There is a lot of dance in Southern Florida. I’m privileged, as a former dancer, as a writer, and as the Artistic Director of Miami Dance Hub to interact with almost every dance organization in one capacity or another.
We began Miami Dance Hub with a mission to unify and encourage conversation among the dance organizations while promoting them and growing the dance audience. So, the more we know about the dance climate, the better. It seems there is always a necessary conversation to be held and a new coal on the fire, whether it is the sheer beauty of performance, the relevant and timely conversations about innovation, or the on-going financial needs of all arts organizations.
This brings us to the present coronavirus pandemic and quarantine we all find ourselves in. Dance is about connection, with an audience and with each other. Frankly, the present situation makes that impossible. While screen dance has become more inventive and popular, and continuous conversation is encouraged, live performance is at the heart of what dance is about. The present time, however, has forced an issue that, perhaps, was in the process, but now has become a necessity.
Dance has gone, for now, totally virtual.

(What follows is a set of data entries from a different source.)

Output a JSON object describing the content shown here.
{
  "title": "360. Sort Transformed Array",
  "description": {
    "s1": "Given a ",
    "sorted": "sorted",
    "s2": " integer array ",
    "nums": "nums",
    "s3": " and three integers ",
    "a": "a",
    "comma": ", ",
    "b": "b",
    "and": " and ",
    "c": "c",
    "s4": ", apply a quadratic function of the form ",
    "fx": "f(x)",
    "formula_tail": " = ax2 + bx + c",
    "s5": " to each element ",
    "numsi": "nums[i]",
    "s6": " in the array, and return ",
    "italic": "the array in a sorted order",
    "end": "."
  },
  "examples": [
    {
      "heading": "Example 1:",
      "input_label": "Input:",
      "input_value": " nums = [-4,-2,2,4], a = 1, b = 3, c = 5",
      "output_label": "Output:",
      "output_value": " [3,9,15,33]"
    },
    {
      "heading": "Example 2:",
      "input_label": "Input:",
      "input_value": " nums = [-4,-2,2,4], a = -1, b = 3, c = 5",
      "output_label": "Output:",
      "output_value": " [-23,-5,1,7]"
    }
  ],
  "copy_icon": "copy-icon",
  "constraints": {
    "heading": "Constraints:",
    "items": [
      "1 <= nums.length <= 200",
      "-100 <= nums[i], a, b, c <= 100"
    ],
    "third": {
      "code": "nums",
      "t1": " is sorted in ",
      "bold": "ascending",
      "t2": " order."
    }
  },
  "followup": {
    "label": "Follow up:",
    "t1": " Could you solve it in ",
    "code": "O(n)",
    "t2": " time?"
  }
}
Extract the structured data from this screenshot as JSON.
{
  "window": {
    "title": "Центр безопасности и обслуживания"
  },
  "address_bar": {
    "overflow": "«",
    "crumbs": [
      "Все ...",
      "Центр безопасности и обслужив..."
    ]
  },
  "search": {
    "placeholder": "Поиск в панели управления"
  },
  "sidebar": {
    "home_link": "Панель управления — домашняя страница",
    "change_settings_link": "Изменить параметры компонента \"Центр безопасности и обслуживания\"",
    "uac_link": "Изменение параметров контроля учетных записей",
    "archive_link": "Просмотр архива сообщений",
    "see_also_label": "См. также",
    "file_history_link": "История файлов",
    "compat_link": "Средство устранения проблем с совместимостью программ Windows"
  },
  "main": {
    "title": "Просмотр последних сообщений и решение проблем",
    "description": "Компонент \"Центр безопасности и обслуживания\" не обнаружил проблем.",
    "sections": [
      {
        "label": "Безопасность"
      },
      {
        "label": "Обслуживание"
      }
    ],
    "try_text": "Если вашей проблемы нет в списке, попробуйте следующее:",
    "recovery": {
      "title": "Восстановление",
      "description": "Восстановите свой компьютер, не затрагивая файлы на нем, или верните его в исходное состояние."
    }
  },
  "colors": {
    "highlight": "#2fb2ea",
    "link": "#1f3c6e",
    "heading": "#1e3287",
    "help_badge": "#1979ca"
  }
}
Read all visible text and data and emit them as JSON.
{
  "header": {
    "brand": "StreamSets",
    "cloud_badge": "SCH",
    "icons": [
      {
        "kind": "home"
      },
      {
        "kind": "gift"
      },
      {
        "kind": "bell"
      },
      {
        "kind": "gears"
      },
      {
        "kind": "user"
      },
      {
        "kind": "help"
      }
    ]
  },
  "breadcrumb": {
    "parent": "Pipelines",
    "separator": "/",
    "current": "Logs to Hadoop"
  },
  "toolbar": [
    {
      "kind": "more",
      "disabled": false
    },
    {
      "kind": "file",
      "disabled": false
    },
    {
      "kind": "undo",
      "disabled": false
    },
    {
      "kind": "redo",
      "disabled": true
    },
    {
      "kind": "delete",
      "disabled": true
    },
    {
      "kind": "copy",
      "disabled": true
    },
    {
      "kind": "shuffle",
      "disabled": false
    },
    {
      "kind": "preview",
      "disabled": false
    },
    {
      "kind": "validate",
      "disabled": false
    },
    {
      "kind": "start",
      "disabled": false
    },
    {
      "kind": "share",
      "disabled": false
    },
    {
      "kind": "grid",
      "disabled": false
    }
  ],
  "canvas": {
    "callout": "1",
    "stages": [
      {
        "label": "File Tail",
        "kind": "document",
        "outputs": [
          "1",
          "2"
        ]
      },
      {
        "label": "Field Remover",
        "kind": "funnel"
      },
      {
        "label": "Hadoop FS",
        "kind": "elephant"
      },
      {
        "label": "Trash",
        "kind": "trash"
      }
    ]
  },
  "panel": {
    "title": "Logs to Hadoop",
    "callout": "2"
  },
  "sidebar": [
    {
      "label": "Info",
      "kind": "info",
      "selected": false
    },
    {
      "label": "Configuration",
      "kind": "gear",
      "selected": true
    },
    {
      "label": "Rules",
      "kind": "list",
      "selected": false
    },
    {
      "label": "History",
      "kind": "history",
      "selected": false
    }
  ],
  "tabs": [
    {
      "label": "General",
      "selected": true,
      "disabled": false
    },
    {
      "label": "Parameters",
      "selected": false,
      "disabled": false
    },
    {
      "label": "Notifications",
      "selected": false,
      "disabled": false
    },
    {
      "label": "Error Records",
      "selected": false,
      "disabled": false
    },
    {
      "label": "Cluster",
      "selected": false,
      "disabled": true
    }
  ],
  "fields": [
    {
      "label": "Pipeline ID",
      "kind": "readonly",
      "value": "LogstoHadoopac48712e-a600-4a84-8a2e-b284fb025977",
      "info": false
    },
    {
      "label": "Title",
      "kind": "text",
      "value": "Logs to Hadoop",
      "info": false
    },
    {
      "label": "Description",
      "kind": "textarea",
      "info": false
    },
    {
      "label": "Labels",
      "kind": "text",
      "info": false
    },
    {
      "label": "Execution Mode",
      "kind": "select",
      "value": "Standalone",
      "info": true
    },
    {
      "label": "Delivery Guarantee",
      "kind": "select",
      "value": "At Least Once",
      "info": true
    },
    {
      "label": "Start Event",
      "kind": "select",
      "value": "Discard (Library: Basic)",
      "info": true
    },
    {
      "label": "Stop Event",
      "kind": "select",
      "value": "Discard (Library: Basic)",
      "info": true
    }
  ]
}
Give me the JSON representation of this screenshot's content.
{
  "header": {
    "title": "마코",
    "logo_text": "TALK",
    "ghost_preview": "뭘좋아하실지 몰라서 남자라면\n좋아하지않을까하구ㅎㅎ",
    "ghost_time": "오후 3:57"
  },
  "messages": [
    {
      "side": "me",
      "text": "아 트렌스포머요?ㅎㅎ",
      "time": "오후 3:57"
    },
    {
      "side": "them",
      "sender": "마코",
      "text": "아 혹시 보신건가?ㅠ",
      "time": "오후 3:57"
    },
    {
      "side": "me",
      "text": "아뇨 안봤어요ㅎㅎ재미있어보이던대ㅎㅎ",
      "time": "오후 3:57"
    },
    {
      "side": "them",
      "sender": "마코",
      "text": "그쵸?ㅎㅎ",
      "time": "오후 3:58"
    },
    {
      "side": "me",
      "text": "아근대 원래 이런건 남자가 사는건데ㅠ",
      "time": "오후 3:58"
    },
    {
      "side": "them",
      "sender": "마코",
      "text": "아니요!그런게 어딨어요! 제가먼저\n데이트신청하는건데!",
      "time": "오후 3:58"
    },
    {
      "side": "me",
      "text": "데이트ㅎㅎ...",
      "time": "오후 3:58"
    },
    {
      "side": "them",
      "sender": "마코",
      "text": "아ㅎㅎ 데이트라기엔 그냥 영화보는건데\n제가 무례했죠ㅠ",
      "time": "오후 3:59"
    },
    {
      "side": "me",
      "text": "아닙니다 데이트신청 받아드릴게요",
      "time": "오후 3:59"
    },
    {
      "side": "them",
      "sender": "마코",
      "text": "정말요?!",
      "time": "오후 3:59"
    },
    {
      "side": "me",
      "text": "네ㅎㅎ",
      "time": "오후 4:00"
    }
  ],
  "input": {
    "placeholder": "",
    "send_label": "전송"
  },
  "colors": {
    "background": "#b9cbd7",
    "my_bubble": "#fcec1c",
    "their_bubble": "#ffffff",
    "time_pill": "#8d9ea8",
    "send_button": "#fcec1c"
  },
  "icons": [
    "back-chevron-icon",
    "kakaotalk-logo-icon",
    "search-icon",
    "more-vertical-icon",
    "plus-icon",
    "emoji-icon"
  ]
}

As our dance landscape has transformed, social media, telling stories virtually, and now, while staying at home, dance directors have been forced to grow their skills as editors, videographers, and, once again, as creators.
This time, however, it’s in a virtual world.
Feeling an urgency to stay connected to their dancers in a time of physical separation seems to be a priority, along with keeping an active presence.
Dance NOW! Miami, under the Co-Artistic Direction of Hannah Baumgarten and Diego Salterini, feels that the commitment to its audiences, dancers and the Florida dance community is stronger than ever. With a three pronged plan of strategy quickly implemented, DNM halted all activities that required gatherings, began new online initiatives, producing new content to be shared virtually, and continued its mission to inspire, educate and entertain through the art form of dance.
The company has maintained its rehearsals, continues to create new choreography, and will keep dancers employed through the end of their contracts.
I was privy to see one of DNM’s Zoom rehearsals and was amazed at how dedicated and hard working dancers were in their home setting, and just how much had been created.
It is a whole new palette.
Karen Peterson, founder and Artistic Director of Karen Peterson and Dancers, a physically integrated company, says, “I am trying to stay connected to my dancers, keep a presence on social media and remain optimistic for our 30th Anniversary Concert on Oct. 24 and 25.”
While writing grants, and with her fingers crossed for "normalcy" in October, Peterson has been honing her video skills with the making of Exquisite Corpse, a video montage of twenty Florida dance artists, divided by space and united by movement.
A sneak preview of the raw video footage of Exquisite Corpse gave me an inside look at the creativity and commitment that this quarantine period has enabled, and perhaps necessitated. Dancers need to dance and this video is a testament to that.
Arts Ballet Theater dancers, under the direction of Vladimir Issaev, are missing the studio and the ability to train and rehearse in conditions that are necessary for a dancer.
“You need the proper floor to dance, jump and not get hurt, to travel, and fulfill the combinations. Emotionally everyone is terribly affected,” says Executive Director, Ruby Issaev. “It will be important to be back at the studio and have that feeling of freedom and joy while moving. Now that audiences have been exposed to more dance online, well, they are going to be expecting more. So we need to be ready.”
Holding true to traditional classical dance, Eriberto Jimenez is the Executive and Artistic Director of Miami Hispanic Cultural Arts Center, the Cuban Classical Ballet of Miami and the International Ballet Festival of Miami. Overseeing these organizations is always a challenge, but this period, especially, makes strategizing a big unknown.
“Virtual is the new reality,” Jimenez says. “As there is still the uncertainty of knowing when the city and theaters will reopen, we have tried to plan various strategies to carry out our remaining programming. At the moment our organizations are presenting pre-recorded programming and live ballet classes for professionals and students.The Miami Hispanic Cultural Arts Center will continue to be broadcast virtually and the classes of the Cuban Classical Ballet of Miami School will continue to take place via zoom for our students and anyone who wants to participate.”
It seems that adaptability and flexibility have become key words as the dance community evolves.
While everyone seems to have found their way in the present, the big looming question is ‘what happens next?’ With this virtual dance community, how is the present going to inform and translate into a dance landscape that will be forever altered once this pandemic is over.
To discuss these possibilities, challenges and even opportunities, the Miami Dance Hub hosted a virtual forum on Wednesday, May 6.
Voices from across the nation gave unique perspectives as to what our changing dance field may evolve to.
“Our goal with this forum is not to brainstorm ways to replace live performance,” says Miami Dance Hub Executive Director, Trisha Carter. “This conversation aims to think critically about how our industry can readjust to the current climate and find creative solutions for presenting dance on a socially distanced stage and virtual platform in the near and distant future.”
This is an unprecedented time in the dance community, as it is in all the arts. Amazing creations are in the "virtual" works. We know, however, that the dance climate will never be the same.